Greece Concerns Dip Euro for Fifth Week

EuroAgainst the Dollar, a subsequent decline for Euro was seen for fifth week. This decline came accompanied by concerns of strong pressure on the European authorities to predict how they would provide emergency aid to the struggling Greek government. This dip is also feared following the wait by the investors for the outcome of a Feb. 15-16 meeting of Finance Minister expected to provide details of Greece Bailout.

Ron Leven, currency strategist at Morgan Stanley in New York said, “It’s a very volatile process. No matter how this gets worked out, you will see more fiscal tightening, economic weakness and a European Central Bank that will be delayed in hiking rates. We are bearish on the euro”.

For fifth weekly decline, the longest in the year, the euro dipped from $1.3678 on Feb. 5 to 0.3% to $1.3632 last week. Lowest since May 20, the 16-nation shared currency reached $1.3532 yesterday. The Euro increased against the yen, 0.4 percent to 122.62, putting an end to its four-week losing stream. From 89.25 last week, the dollar rise was 0.8% to 89.96 yen. So, the euro dipped 4.8% against the dollar and 7.9% against the yen this year.
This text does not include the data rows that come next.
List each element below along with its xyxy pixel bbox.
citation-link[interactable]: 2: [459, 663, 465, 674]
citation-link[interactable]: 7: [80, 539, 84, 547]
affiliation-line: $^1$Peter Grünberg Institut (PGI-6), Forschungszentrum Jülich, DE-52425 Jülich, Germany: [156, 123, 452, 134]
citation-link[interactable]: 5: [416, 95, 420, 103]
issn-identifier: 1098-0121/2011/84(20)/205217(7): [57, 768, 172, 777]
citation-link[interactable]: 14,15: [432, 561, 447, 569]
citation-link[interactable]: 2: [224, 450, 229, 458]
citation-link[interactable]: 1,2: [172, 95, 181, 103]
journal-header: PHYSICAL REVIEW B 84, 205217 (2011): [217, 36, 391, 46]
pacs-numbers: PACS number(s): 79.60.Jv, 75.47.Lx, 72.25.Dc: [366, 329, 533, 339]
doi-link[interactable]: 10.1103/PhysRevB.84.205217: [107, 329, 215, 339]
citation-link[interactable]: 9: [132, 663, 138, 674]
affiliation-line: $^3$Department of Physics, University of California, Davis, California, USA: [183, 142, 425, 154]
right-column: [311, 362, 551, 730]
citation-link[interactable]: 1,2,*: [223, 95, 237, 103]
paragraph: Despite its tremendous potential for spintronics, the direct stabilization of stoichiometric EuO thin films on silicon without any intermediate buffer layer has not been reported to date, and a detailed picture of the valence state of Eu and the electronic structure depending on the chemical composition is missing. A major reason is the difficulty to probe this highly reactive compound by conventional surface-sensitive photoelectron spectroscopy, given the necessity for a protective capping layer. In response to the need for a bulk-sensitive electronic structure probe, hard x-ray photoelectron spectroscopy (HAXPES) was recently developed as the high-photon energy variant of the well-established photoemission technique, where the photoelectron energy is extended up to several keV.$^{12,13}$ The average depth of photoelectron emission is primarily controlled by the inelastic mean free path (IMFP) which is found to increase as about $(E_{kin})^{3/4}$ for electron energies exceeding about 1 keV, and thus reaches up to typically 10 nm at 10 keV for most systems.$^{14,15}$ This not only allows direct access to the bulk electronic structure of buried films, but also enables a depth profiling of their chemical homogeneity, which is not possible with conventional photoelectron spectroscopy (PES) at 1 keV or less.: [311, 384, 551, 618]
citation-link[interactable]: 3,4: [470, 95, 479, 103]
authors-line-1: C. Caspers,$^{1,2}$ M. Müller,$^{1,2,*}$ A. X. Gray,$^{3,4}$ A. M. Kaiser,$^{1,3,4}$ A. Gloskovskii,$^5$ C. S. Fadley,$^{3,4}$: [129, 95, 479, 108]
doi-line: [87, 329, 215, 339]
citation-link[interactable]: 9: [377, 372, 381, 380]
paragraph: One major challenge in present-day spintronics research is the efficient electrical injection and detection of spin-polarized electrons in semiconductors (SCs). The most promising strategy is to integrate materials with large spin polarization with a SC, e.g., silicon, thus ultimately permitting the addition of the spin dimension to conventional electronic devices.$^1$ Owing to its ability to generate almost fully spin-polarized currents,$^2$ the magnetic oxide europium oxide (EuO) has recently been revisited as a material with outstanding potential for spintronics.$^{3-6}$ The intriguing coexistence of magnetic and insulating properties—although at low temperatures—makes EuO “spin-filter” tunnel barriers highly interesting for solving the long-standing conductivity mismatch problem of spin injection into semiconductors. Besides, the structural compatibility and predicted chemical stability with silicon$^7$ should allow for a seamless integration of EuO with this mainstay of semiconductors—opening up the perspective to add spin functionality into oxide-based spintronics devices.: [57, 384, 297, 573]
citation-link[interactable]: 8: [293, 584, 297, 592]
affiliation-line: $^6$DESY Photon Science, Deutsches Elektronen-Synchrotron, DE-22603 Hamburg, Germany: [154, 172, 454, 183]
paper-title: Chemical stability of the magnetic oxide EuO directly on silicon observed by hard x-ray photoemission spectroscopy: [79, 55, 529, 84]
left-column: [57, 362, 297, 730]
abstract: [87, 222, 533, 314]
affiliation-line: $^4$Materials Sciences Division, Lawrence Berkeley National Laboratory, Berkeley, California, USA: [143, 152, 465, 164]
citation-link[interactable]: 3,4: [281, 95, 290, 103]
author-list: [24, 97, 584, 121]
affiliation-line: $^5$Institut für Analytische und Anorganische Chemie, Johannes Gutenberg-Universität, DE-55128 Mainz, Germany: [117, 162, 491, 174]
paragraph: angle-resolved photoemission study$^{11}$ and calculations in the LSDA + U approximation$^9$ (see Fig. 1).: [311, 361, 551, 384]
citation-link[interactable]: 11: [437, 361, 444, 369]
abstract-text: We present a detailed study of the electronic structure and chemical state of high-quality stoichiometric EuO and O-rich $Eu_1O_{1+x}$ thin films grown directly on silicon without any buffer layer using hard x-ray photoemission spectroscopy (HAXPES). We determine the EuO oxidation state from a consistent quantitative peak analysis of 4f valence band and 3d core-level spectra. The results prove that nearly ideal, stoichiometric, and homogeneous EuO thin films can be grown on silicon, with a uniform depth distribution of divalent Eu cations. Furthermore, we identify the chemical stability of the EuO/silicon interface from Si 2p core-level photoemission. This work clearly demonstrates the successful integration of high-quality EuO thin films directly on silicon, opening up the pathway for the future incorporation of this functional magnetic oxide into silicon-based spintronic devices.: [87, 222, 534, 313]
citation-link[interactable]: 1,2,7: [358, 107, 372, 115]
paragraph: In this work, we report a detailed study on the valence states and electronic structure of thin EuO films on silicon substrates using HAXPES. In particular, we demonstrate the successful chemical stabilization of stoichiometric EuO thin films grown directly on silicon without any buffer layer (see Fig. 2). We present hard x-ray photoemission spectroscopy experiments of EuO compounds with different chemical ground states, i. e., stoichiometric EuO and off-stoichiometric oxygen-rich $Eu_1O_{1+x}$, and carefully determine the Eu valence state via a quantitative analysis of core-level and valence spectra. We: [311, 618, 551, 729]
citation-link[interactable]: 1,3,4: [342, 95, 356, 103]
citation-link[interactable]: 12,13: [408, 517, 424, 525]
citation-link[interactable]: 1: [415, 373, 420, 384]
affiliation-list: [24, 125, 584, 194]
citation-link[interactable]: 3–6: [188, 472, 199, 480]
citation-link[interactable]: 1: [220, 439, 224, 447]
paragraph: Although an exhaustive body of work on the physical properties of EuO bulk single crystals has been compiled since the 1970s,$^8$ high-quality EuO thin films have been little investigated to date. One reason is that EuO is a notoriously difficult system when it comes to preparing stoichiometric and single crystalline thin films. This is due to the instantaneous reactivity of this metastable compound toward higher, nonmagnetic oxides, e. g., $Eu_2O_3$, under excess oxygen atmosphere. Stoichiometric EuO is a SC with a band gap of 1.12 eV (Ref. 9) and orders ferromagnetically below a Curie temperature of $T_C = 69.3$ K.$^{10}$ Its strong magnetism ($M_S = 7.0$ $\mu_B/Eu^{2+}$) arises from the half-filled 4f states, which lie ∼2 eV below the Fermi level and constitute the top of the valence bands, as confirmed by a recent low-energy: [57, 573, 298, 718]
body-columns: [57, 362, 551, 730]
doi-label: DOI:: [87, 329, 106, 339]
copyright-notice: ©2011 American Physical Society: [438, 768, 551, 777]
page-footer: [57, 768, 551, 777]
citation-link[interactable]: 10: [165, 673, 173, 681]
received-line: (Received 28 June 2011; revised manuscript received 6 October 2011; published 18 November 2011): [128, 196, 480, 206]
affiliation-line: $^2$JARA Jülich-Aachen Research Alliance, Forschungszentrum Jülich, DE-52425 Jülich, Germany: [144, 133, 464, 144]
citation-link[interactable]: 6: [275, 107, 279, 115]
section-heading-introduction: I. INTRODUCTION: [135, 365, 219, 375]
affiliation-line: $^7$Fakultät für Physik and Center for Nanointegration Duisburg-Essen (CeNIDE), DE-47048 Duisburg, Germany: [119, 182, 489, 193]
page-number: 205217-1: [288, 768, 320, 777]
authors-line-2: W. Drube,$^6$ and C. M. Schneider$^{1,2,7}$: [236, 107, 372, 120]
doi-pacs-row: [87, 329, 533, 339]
Blaming the delayed support on the EU bodies Greek Prime Minister George Papandreou said on national television, “My country had become a guinea pig in a battle between Europe and the international markets. There was a lack of co-ordination among the various bodies of the EU. The Commission, the member states, the ECB, and even differences of opinion within these bodies”.